You’re not the real Kazami, are you? You’re the ‘extra person’ in our class, aren’t you?
He got all shaken up, then he panicked, and then finally he blew up at me. So I thought, man, look how guilty he’s acting. And like it said on that tape, if he dies…I had to return him to Death to save everyone.”

“…So you killed him?” I controlled my voice, which was threatening to turn a little hysterical. “Really?”

“At first it was like a shoving match with a bunch of arguing. I didn’t think ‘Okay, time to kill him’ and then start hitting him or anything…Aggh, I don’t even know what I was thinking. Somehow we wound up outside on the balcony. And then before I realized it, he…”

“He fell?”

“…Yeah.”

“Did you push him?”

“…I might have.”

“And that killed him?”

“He was lying on the ground, and he wasn’t moving. His head was bleeding, too.”

“Okay…”

“But right then, I got spooked. I couldn’t stop shaking.”

Teshigawara lifted one knee to his chest and dug into his sweaty hair with both hands.

“I ran out into the hallway…and came here. ’Cause I knew you were coming to Misaki’s room. I thought I should tell you guys first.”

“What about Mochizuki?”

“You can’t rely on that guy.”

“…In any case, why did you ask us those questions?”

“’Cause of that tape. Remember?”

Teshigawara lowered his hands from his hair and looked up at my face. His bloodshot eyes were rimmed with tears that seemed ready to pour down his face any second.

“Like Katsumi Matsunaga said, after he killed the ‘extra person’ on the camping trip fifteen years ago…You heard what he said, right? As soon as the ‘extra person’ died,
he ceased to exist
. No one in the whole class remembered that he’d ever been there, except for Matsunaga, ’cause he’s the one who did it. That’s why I…”

“You wanted to make sure if Kazami was really the ‘extra person’ or not.”

“Right. But you said you know who he is.”

Teshigawara’s shoulders heaved. His voice desperate, he asked me, “Did I really get it wrong? Sakaki—did I?”

Searching for a way to answer him, I saw two possibilities at this point, when considered calmly.

The first was that the “extra person” was not Tomohiko Kazami, just as Teshigawara feared. In other words, the possibility that Teshigawara had “gotten it wrong.”

The other was the possibility that even if the “extra person” was Tomohiko Kazami, he wasn’t dead yet.
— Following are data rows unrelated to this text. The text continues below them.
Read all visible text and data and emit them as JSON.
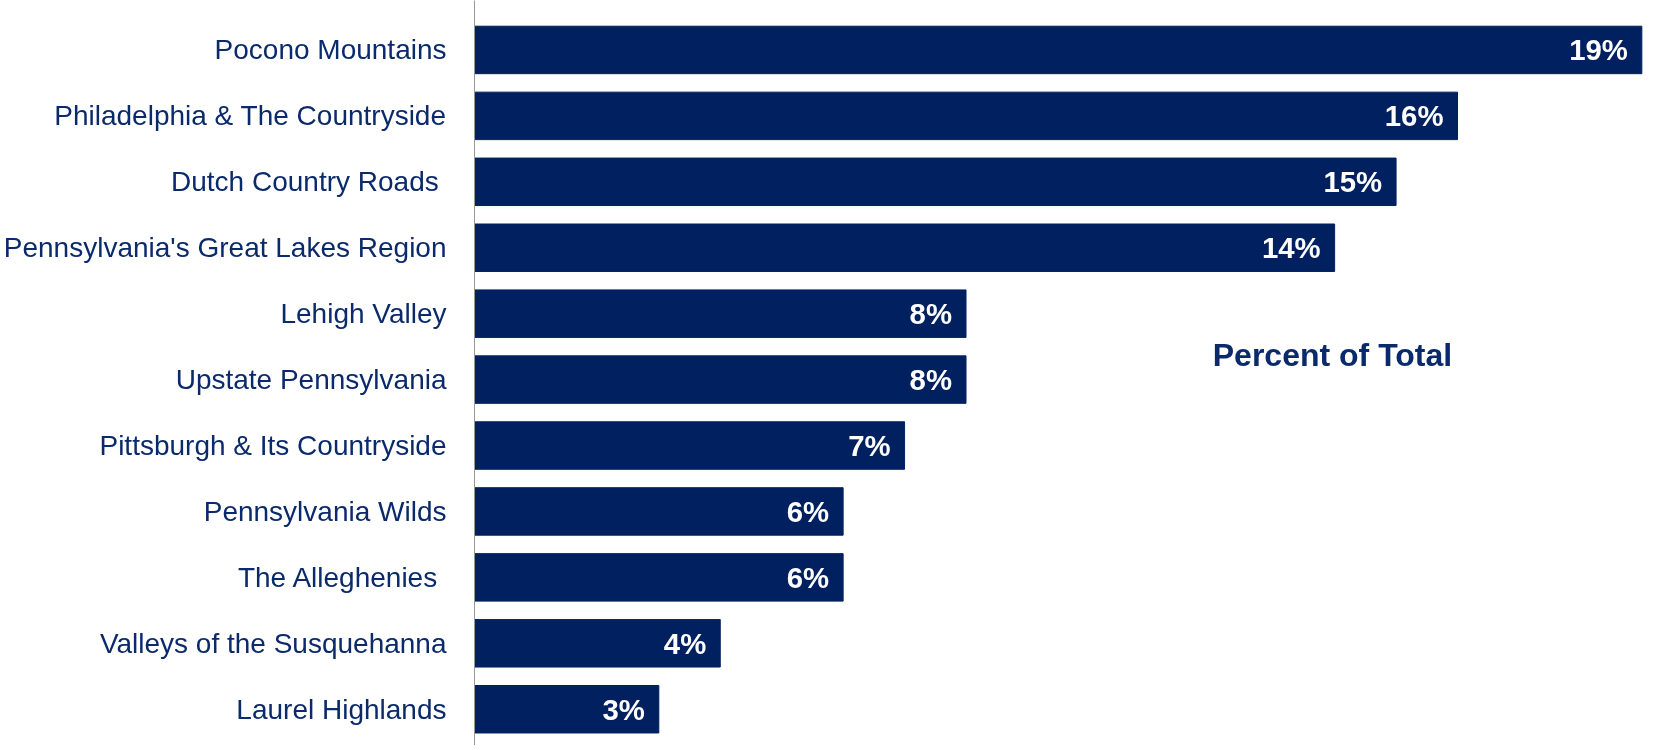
{
  "chart_data": {
    "type": "bar",
    "orientation": "horizontal",
    "categories": [
      "Pocono Mountains",
      "Philadelphia & The Countryside",
      "Dutch Country Roads ",
      "Pennsylvania's Great Lakes Region",
      "Lehigh Valley",
      "Upstate Pennsylvania",
      "Pittsburgh & Its Countryside",
      "Pennsylvania Wilds",
      "The Alleghenies ",
      "Valleys of the Susquehanna",
      "Laurel Highlands"
    ],
    "values": [
      19,
      16,
      15,
      14,
      8,
      8,
      7,
      6,
      6,
      4,
      3
    ],
    "value_labels": [
      "19%",
      "16%",
      "15%",
      "14%",
      "8%",
      "8%",
      "7%",
      "6%",
      "6%",
      "4%",
      "3%"
    ],
    "color": "#002060",
    "annotations": [
      "Percent of Total"
    ],
    "grid": false
  }
}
As far as I knew from what Teshigawara had told us, he hadn’t gone down from the balcony to check if Kazami was truly deceased. So he might still be…

“He might not be dead.”

“What?”

“Falling from the second story wouldn’t necessarily kill him. He could still be breathing but just unconscious.”

“Oh, man—”

Teshigawara got unsteadily to his feet and turned to the window. He reached out, practically pitching forward, to open the window and stepped out onto the balcony. I hurried after him.

A humid breeze blew against us. In the sickly light of the moon, pouring down between the clouds…

Pressing his chest against the railing of the balcony, slippery still from the rain, Teshigawara stretched his right arm out diagonally ahead. To the left of the front door, on one end of the building’s second floor…There we saw the cloudy glow of several lit windows. That must have been the rec room.